Three of the eight plays in the anthology turned out to be the ones chosen for Eclipse's McNally season: Lips Together, Teeth Apart from 1991, A Perfect Ganesh from 1993 and its current production of The Lisbon Traviata from 1989. McNally's Tony Award-nominated 2013 drama Mothers and Sons will have its regional premiere in January at Northlight Theatre in Skokie.
"I was very flattered and honored. Because I think that a writer is more than his latest hit show and so many theaters just schedule your plays that were successful," said McNally about theater companies like Eclipse that build a whole season around a single playwright. "I think you don't really know Shakespeare unless you know all his playsnot just Othello, King Lear and Twelfth Night. There's some valleys among the mountains."
Despite that viewpoint, McNally shied away from including his earlier plays for Selected Works. McNally felt that his personal and political viewpoints bled too much into the characters of those early scripts.
"I also didn't want the book to be so big that nobody picked it up," McNally said.
Selected Works also gave McNally the opportunity to dabble his toe into writing an autobiography. Since he arrived in New York in the 1950s and became such a vital artistic part of the off-Broadway theater scene, McNally has often been pressured to write about his life as a playwright and as a chronicler of gay culture. Now at age 76, McNally said he wasn't entirely comfortable with autobiographical writing since he feels more adept at crafting characters and dialogue.
"I think my plays are my autobiography. But that's not the same as telling stories about what happened," McNally said. "So I thought that writing these autobiographical introductions or essays to each play gave people a reason to buy the book because most theatergoers who care about the plays already have them."
In the introductions, McNally offers bountiful behind-the-scenes insights into the inspiration to many of his plays. There's also what could be construed as light gossip about luminaries like actress Zoe Caldwell, opera singer Leontyne Price and author John Steinbeck.
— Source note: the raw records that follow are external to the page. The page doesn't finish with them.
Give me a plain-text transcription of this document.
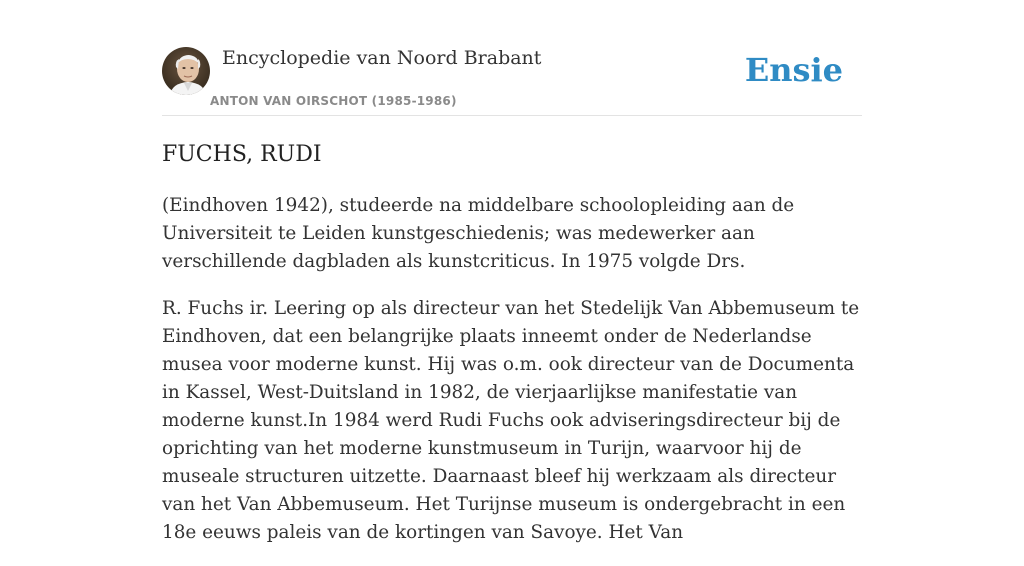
Encyclopedie van Noord Brabant
ANTON VAN OIRSCHOT (1985-1986)
Ensie
FUCHS, RUDI

(Eindhoven 1942), studeerde na middelbare schoolopleiding aan de Universiteit te Leiden kunstgeschiedenis; was medewerker aan verschillende dagbladen als kunstcriticus. In 1975 volgde Drs.

R. Fuchs ir. Leering op als directeur van het Stedelijk Van Abbemuseum te Eindhoven, dat een belangrijke plaats inneemt onder de Nederlandse musea voor moderne kunst. Hij was o.m. ook directeur van de Documenta in Kassel, West-Duitsland in 1982, de vierjaarlijkse manifestatie van moderne kunst.In 1984 werd Rudi Fuchs ook adviseringsdirecteur bij de oprichting van het moderne kunstmuseum in Turijn, waarvoor hij de museale structuren uitzette. Daarnaast bleef hij werkzaam als directeur van het Van Abbemuseum. Het Turijnse museum is ondergebracht in een 18e eeuws paleis van de kortingen van Savoye. Het Van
"There's still two to three plays I still want to write and an autobiography is time away from that," McNally said. "And then you have to decide how necessary it is to tell your story. It's very easy to write a book that insults or as a 'get-back' to settle scores. I would not be interested in doing that. And just a lot of name dropping isn't helpful."
In terms of future projects, McNally wants to shave off about 20 minutes from the opera Great Scott ( he and Heggie will have an opportunity to do so when San Diego Opera presents it in May of 2016 ). He's also reteaming with his Ragtime collaborators, composer Stephen Flaherty and lyricist Lynn Ahrens, for a stage adaptation of their 1997 animated feature Anastasia. McNally also hinted that a starry revival of one of his anthology plays might be mounted on Broadway next season.
"I definitely know that I'm in the third act of my life," said McNally, wishing for more chances to travel and to spend time with his husband, lawyer-turned-producer Thomas Kirdahy. "I know there's more to life than just writing plays."
Eclipse Theatre Company concludes its 2015 Terrence McNally season with The Lisbon Traviata, which continues through Sunday, Dec. 13, in Studio 3 of the Athenaeum Theatre, 2936 N. Southport Ave. Tickets are $30 and $20 for students and seniors. For more information, call 773-935-6875 or visit www.eclipsetheatre.com .
The Chicago-area premiere of Mothers and Sons runs from Friday, Jan. 22, through Sunday, Feb. 28, at Northlight Theatre, 9501 Skokie Blvd., Skokie. Tickets range from $15-$68. Call 847-673-6300 or visit www.northlight.org .
Selected Works: A Memoir in Plays by Terrence McNally is available now through Grove Press. It includes play scripts to Frankie and Johnny in the Clair de Lune; The Lisbon Traviata: Lips Together, Teeth Apart; A Perfect Ganesh; Love! Valour! Compassion!; Master Class; And Away We Go and Mothers and Sons.